The Bravewell Collaborative Strategic Investments Transform Medicine
The cover quote on The Bravewell Story, a new book documenting a driving force in the history of integrative medicine, features presidential candidate Hillary Rodham Clinton: “The Bravewell Collaborative’s role in establishing a new way to think about health and medicine and shining a light on all the possibilities therein is an example of what philanthropy is capable of accomplishing at its very best.”
The quote speaks to the access and clout of the group that came together to promote a concept that was only coined in the mid-1990s: “integrative medicine.” Compared to “alternative” and “holistic,” “integrative” had a relatively unchallenging consonance with the dominant school of medicine. Popularized by author Andrew Weil, MD at his University of Arizona base, the movement began to gather steam. It took off a few years later when a group of mostly female philanthropists propelled its movement across North America and, in some cases, around the world.

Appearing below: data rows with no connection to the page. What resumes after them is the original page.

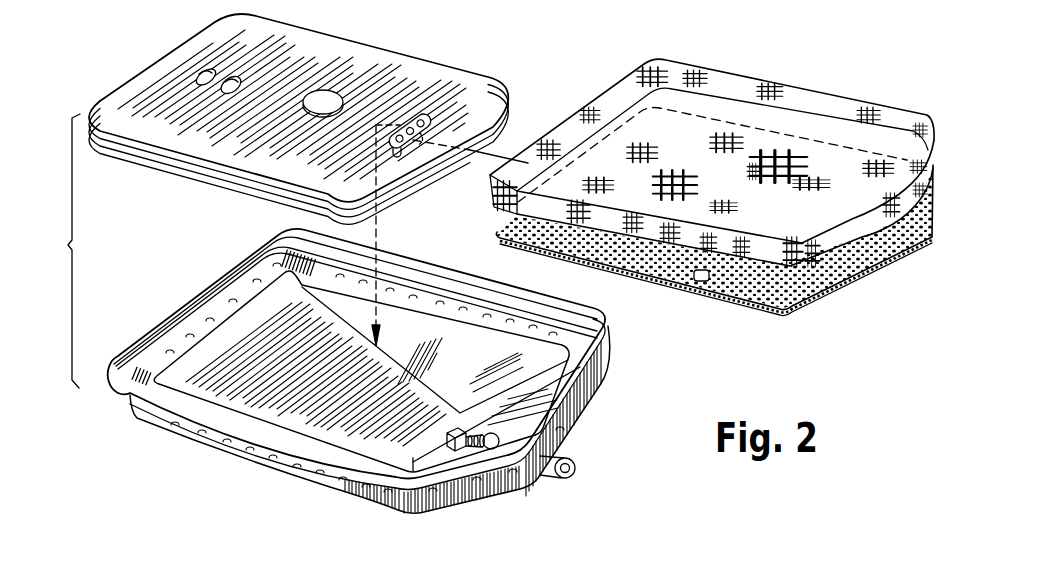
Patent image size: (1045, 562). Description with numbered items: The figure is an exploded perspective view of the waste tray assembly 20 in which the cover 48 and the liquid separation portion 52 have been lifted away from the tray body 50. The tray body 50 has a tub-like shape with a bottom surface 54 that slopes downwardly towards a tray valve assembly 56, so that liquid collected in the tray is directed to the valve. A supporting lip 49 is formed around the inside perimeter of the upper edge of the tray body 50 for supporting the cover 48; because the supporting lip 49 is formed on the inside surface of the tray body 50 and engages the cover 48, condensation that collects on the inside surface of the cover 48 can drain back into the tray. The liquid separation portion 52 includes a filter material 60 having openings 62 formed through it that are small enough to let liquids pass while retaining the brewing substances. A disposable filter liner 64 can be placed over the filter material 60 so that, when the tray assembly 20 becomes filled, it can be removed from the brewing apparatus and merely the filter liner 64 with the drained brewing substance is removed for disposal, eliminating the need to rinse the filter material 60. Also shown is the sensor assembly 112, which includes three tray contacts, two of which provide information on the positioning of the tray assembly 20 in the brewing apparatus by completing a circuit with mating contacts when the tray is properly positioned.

The tray assembly 20 is at (68, 245).
The cover 48 is at (150, 63).
The supporting lip 49 is at (218, 297).
The tray body 50 is at (350, 371).
The liquid separation portion 52 is at (712, 172).
The bottom surface 54 is at (313, 383).
The tray valve assembly 56 is at (504, 430).
The filter material 60 is at (714, 265).
The openings 62 is at (694, 280).
The disposable filter liner 64 is at (848, 235).
The sensor assembly 112 is at (407, 112).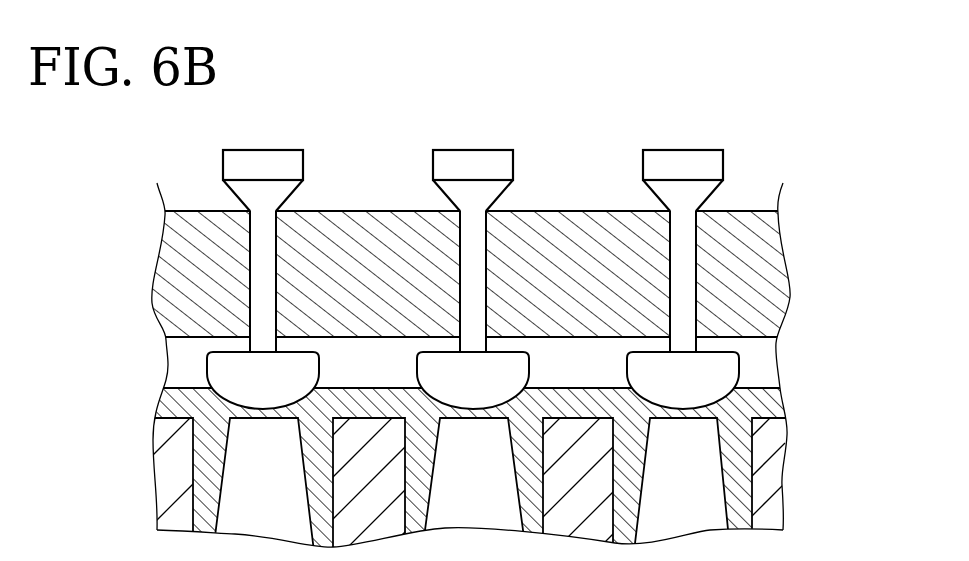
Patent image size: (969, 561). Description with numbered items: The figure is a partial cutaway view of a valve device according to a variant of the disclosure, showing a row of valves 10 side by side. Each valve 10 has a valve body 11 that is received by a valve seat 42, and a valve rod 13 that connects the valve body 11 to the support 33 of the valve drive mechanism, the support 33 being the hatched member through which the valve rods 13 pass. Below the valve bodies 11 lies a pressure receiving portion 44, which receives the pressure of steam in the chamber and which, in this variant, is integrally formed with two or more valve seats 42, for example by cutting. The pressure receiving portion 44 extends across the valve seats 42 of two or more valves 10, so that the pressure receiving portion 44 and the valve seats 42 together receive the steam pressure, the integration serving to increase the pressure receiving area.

The valve 10 is at (524, 140).
The valve body 11 is at (228, 352).
The valve rod 13 is at (280, 277).
The support 33 is at (750, 208).
The valve seat 42 is at (612, 466).
The pressure receiving portion 44 is at (357, 388).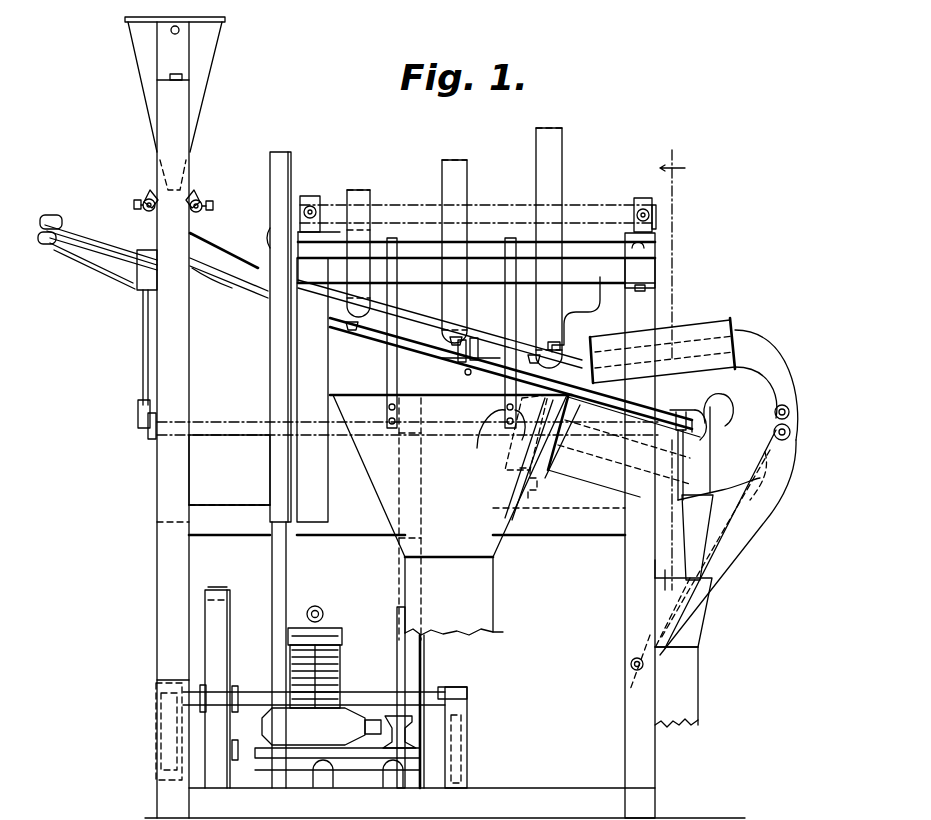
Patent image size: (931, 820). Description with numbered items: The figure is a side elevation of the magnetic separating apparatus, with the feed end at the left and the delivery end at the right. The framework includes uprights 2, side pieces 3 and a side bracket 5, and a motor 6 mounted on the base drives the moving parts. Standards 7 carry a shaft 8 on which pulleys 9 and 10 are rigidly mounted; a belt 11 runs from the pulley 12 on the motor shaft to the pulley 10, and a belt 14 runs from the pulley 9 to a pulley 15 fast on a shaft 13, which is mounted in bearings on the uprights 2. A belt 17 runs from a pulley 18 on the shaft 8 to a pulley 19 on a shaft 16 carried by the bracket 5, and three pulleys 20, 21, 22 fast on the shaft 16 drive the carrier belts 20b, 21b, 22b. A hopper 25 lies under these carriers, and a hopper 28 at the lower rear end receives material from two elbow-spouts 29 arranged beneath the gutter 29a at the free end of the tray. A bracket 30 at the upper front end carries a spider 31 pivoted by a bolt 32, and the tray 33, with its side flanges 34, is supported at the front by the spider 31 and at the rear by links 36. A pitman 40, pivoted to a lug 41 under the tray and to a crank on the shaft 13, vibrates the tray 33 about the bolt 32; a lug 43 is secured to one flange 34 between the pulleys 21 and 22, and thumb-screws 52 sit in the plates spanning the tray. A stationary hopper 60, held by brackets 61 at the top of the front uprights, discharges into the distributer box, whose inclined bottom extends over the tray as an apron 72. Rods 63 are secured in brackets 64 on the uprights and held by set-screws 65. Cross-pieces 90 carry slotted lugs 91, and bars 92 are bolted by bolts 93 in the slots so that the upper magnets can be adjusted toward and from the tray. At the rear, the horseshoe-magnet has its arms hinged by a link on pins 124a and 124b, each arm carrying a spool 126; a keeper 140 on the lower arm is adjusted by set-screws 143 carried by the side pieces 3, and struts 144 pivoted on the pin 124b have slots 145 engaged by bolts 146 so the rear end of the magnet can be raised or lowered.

The uprights 2 is at (157, 626).
The side pieces 3 is at (229, 520).
The side bracket 5 is at (660, 268).
The motor 6 is at (673, 370).
The standards 7 is at (467, 738).
The shaft 8 is at (240, 690).
The pulley 9 is at (424, 662).
The pulley 10 is at (232, 606).
The belt 11 is at (157, 672).
The pulley 12 is at (182, 735).
The shaft 13 is at (238, 436).
The belt 14 is at (465, 640).
The pulley 15 is at (398, 450).
The shaft 16 is at (268, 242).
The belt 17 is at (288, 568).
The pulley 18 is at (250, 710).
The pulley 19 is at (292, 158).
The pulley 20 is at (372, 196).
The belt 20b is at (356, 186).
The pulley 21 is at (468, 170).
The belt 21b is at (454, 160).
The pulley 22 is at (565, 142).
The belt 22b is at (548, 128).
The hopper 25 is at (488, 552).
The hopper 28 is at (703, 636).
The elbow-spouts 29 is at (725, 522).
The gutter 29a is at (740, 416).
The bracket 30 is at (128, 296).
The spider 31 is at (93, 248).
The bolt 32 is at (58, 220).
The tray 33 is at (246, 292).
The side pieces or flanges 34 is at (220, 246).
The links 36 is at (618, 418).
The pitman 40 is at (695, 460).
The lug 41 is at (682, 410).
The lug 43 is at (466, 368).
The thumb-screws 52 is at (352, 328).
The stationary hopper 60 is at (212, 62).
The brackets 61 is at (164, 50).
The rod 63 is at (145, 212).
The brackets 64 is at (148, 195).
The set-screws 65 is at (135, 204).
The apron 72 is at (215, 290).
The cross-pieces 90 is at (655, 240).
The slotted lugs 91 is at (690, 182).
The bar 92 is at (608, 208).
The bolt 93 is at (656, 214).
The pin 124a is at (787, 406).
The pin 124b is at (789, 436).
The spool 126 is at (690, 345).
The keeper 140 is at (467, 354).
The set-screws 143 is at (556, 532).
The struts 144 is at (708, 560).
The slots 145 is at (658, 680).
The bolts 146 is at (628, 670).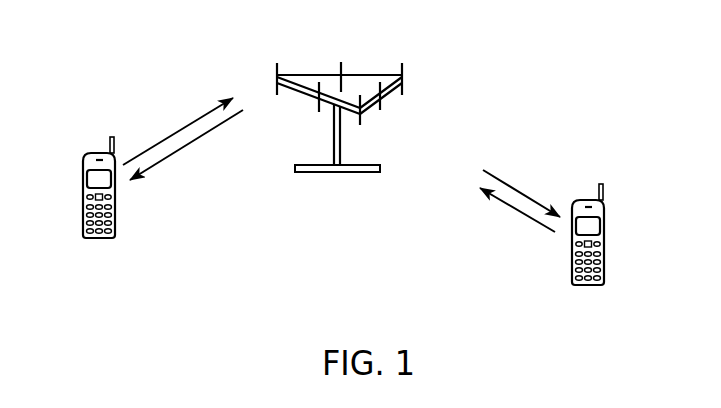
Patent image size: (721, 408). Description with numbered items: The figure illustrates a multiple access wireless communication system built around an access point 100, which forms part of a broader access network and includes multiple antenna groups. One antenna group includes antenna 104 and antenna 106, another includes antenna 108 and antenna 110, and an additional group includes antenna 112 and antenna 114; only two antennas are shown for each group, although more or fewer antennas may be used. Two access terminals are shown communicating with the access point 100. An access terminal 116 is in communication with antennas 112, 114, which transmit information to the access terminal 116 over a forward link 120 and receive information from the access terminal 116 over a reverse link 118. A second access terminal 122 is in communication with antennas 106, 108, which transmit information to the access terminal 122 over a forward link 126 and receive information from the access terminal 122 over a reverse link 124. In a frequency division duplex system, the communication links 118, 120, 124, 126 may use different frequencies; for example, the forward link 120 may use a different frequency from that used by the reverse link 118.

The Bravewell Story, authored by long-time Bravewell director and media consultant Bonnie Horrigan, documents a series of profoundly impactful strategic investments. These flowed from a continuously fluctuating group in the decade and a half leading to the Bravewell Collaborative’s recent sun-setting. Led by psychologist Penny George (pictured right) and Christy Mack, the group:
- Invested millions to convene in 1999-2001 and continue to back the Integrative Consortium for Integrative Medicine and Health. They supported the core-competencies in integrative medicine that were published in the esteemed Academic Medicine.
- Developed the Bravewell Fellowship Program which brilliantly established the Fellowship in Integrative Medicine at the University of Arizona as the standard of education for medical delivery organization leadership in the emerging field. The fellowship facilitated the uptake of integrative fellows across North America.
- Raised $4-million to sponsor the Bill Moyers-hosted PBS special “The New Medicine.”
- Conceived and pooled $445,000 to back the 2009 Institute of Medicine Summit on Integrative Medicine and the Health of the Public which created the largest and most diverse meeting in IOM history.
- Invested in a practice-based research network, the Bravewell Clinical Network, BraveNet, and a major outcomes project, PRIMIER, to help make the scientific case for integrative medicine outcomes.
- Set the stage for a proliferation of stronger and more confident guidance of new programs through the $1.4-million Bravewell Leadership in Integrative Healthcare program at Duke University.
All totaled, over $30-millions of philanthropic funds were raised, targeted and distributed through the Bravewell Collaborative to accomplish its goals. Other key long-time Bravewell leaders who were present at the end included Michele Mittelman, RN, MPH; Blythe Brenden; Lu and Ann Lovell; Sherry Lund; Janet and Barry Lange; and Bill Sarnoff, among others.
A remarkable characteristic of the group is captured in the statement with which Horrigan begins the last chapter: “Bravewell formed in 2002 with the intention that one day it would no longer exist.” Founding president Penny George characterized their impact this way: “We weren’t the founders of the field. But we arrived at the right time with philanthropic help […] that gave the field of integrative medicine increased credibility, which in turn had its own ripple effects.
Comment: The leaders credit their success in part to “vetting [their] partners well” as Mack (pictured left), the second and final president, put it: “Identifying and engaging the right people has always been key to Bravewell’s success.” To Bravewell this meant, with minor exceptions, choosing to work with and through medical doctors in academic medical settings. Chiropractors, naturopathic physicians, licensed acupuncturists and the other licensed “CAM” professions and the work of their organizations to foster an integrative health and medicine future did not make the grade.
My single significant concern with Bravewell has continuously been that, while they promoted a new model of care, they did so while upholding a vertical, top-down, MD-dominant hierarchy. Strategically, the “other” consortium with the “CAM” fields, the Academic Collaborative for Integrative Health, did not merit consideration. The policy-related interprofessional Integrative Health Policy Consortium also failed to make the grade. Bravewell’s exclusiveness, given its power as a donor, sometimes fostered a chill between the two academic consortia.
What might a more inclusive view have created? Was Bravewell’s strategic “CAM-ectomy” required for their advances? Or was exclusion merely emblematic of a cultural-socio-economic preference? Perhaps one or more of the members will now chose to move independently to help propel these other critically important drivers of success for an integrative future.
The sub-title of the book is How a Small Community of Philanthropists Made a Big Difference in Healthcare. As Bravewell’s sun sets, a fair assessment would be that integrative medicine’s sun is not yet high in the sky. The big difference in medicine is still ahead. All in all, though, no question: Nice job. It’s hard to think about this last 15-year stretch without your identification of, and leadership on, multiple remarkably powerful strategic initiatives. Thank you heartily for choosing to spend your resources, your time, your energies, and your relationships in this work! You have certainly made big differences for all of us in the integrative health and medicine field.